Le 3 février le document a été distribué aux
parlementaires. Intervenant le jour-même devant la Chambre des communes, le Premier
ministre Tony Blair déclarait « Comme le montre
clairement le rapport que nous avons publié ce week-end et que j'ai déposé à la
bibliothèque de la Chambre, il existe une gigantesque infrastructure de fraude et de
dissimulation conçue pour empêcher les inspecteurs de faire leur travail. Le secrétaire
d'État des États-Unis, Colin Powell, développera ce rapport devant les Nations Unis ce
mercredi ».
Le rapport a été diffusé le 4 février aux membres du
Conseil de sécurité des Nations Unies.
Le 5 février, dans son intervention devant le Conseil de
sécurité, le secrétaire d'État des États-Unis, Colin Powell s'est appuyé sur le
rapport en déclarant : « Je souhaite
signaler à l'attention de mes collègues le document très intéressant que le
Royaume-Uni a distribué hier et qui décrit avec force détails les activités menées
par l'Irak à des fins de tromperie. »
Cependant, la presse britannique a relevé que la seconde
et principale partie du rapport des services du Premier ministre, prétendument
synthétisant des notes des services de renseignement, n'était en réalité que la copie
au mot-à-mot d'extraits d'une thèse et d'un article paru, il y a cinq mois, dans la Middle East Review of
International Affairs (MERIA).
L'article, intitulé « Le
réseau de sécurité et de renseignement irakien : guide et analyse »,
reprend pour l'essentiel des informations déjà publiées par Scott Ritter, ancien chef
du service de renseignement de l'UNSCOM, Endgame : Solving the Iraq Problem Once and For All (Simon &
Schuster ed., 1999).
La revue MERIA est éditée par le Centre interdisciplinaire d'Herzliya, une université
privée installée à proximité de Tel Aviv et financée par des donateurs états-uniens,
principalement le trader Marc Rich (Glencore).
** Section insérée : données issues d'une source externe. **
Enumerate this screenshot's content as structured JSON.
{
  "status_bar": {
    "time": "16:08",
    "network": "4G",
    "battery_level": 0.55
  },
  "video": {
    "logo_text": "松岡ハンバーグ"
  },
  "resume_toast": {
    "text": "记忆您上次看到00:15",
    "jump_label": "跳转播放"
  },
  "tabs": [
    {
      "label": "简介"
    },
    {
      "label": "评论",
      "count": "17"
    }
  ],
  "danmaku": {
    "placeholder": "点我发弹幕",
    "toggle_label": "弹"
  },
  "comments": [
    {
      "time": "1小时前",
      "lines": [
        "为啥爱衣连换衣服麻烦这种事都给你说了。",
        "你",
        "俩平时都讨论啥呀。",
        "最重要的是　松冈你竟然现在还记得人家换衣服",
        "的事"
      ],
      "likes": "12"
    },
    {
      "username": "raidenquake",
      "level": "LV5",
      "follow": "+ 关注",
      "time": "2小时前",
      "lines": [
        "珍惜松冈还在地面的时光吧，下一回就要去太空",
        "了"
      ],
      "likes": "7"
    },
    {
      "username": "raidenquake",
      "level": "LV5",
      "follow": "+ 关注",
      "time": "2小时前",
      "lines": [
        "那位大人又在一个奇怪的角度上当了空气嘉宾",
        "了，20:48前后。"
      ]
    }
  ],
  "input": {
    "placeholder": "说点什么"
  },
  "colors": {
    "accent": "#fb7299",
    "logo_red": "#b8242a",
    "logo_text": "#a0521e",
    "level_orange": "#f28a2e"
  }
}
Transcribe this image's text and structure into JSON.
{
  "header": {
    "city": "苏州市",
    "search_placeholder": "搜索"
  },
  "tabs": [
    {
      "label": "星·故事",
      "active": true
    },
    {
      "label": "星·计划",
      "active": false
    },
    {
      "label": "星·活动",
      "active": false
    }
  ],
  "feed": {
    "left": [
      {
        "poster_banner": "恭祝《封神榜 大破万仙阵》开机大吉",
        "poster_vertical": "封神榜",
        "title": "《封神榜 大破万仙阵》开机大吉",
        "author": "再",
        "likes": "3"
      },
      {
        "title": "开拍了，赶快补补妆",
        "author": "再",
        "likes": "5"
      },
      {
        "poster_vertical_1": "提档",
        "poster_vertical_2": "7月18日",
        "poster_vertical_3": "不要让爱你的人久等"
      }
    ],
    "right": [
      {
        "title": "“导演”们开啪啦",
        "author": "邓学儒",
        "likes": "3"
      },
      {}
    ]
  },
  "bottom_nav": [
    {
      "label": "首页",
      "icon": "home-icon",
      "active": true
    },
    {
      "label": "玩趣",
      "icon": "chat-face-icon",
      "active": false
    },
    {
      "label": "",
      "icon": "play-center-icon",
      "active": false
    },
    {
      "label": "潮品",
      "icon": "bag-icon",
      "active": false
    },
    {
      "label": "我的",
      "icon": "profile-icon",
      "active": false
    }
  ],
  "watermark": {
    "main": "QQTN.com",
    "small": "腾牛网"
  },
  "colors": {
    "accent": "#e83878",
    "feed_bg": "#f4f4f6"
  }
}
Elle est l'émanation de l'Institut international de politique sur le
contre-terrorisme, qui s'est fait une spécialité de dénoncer des liens supposés
entre les mouvements palestiniens de résistance, Al Qaïda et « l'Axe du
Mal ». L'institut est notoirement lié au services secrets de l'armée israélienne,
dont deux anciens directeurs siègent au Conseil d'administration : les généraux
Shlomo Gazit et Eli Zeira. Les locaux de l'Institut jouxtent ceux de la firme privée de
télécommunication Odigo qui annonça les attentats du World Trade Center deux heures
avant leur perpétration.
L'article du docteur Ibrahim al-Marashi est une reprise
actualisée de sa thèse de doctorat de 3e cycle, de 1991. Actuellement chercheur au Centre d'études pour la
non-prolifération de l'université de Monterrey (Californie), al-Marashi est aussi
professeur à l'École navale de
Monterrey et à l'École de guerre des
États-Unis.
Ainsi, selon les services du Premier ministre britannique,
les informations contenues dans le rapport du 2 février 2003 avaient été actualisées
sur la base de notes récentes du MI6. En réalité, les mises à jour proviennent d'un
livre publié en 1999, et compilées par un universitaire proche des services secrets
militaires israéliens et états-uniens. Ces informations avaient été rendues publiques
par Scott Ritter pour démontrer que les inspecteurs étaient arrivés au terme de leur
mission et qu'il n'y avait plus d'armes de destruction massives à détruire en Irak. En
falsifiant l'origine et la date, les services de Tony Blair les ont blanchies pour en
déduire à l'inverse que l'Irak dissimule des armes de destruction massive, que les
inspecteurs ne peuvent espérer les découvrir, et qu'en conséquence l'Irak ne peut-être
désarmée que par la force. Pour éviter que l'affaire ne prenne trop d'ampleur, le
porte-parole du Premier ministre a présenté ses excuses pour ce « plagiat ».
Ce faisant, il a tenté de détourner la colère des parlementaires britanniques pour qui
le problème n'est absolument pas de savoir qui a écrit tel ou tel passage du rapport,
mais quel sens le Premier ministre a abusivement cherché à donner à ce document pour
les tromper sur le fond.
Lors de sa présentation à la presse, il a été indiqué
que le rapport avait été rédigé par Alison Blackshaw et Murtaza Khan, sous la
direction d'Alastair Campbell. Nous avons déjà révélé dans ces
colonnes que M. Campbell participait chaque jour par vidéo-conférence à la
réunion de la Structure de coordination de la propagande à la Maison-Blanche. C'est
cette Structure qui a organisé les citations réciproques de MM. Blair et Powell de
manière à créditer le rapport aux yeux de la presse internationale.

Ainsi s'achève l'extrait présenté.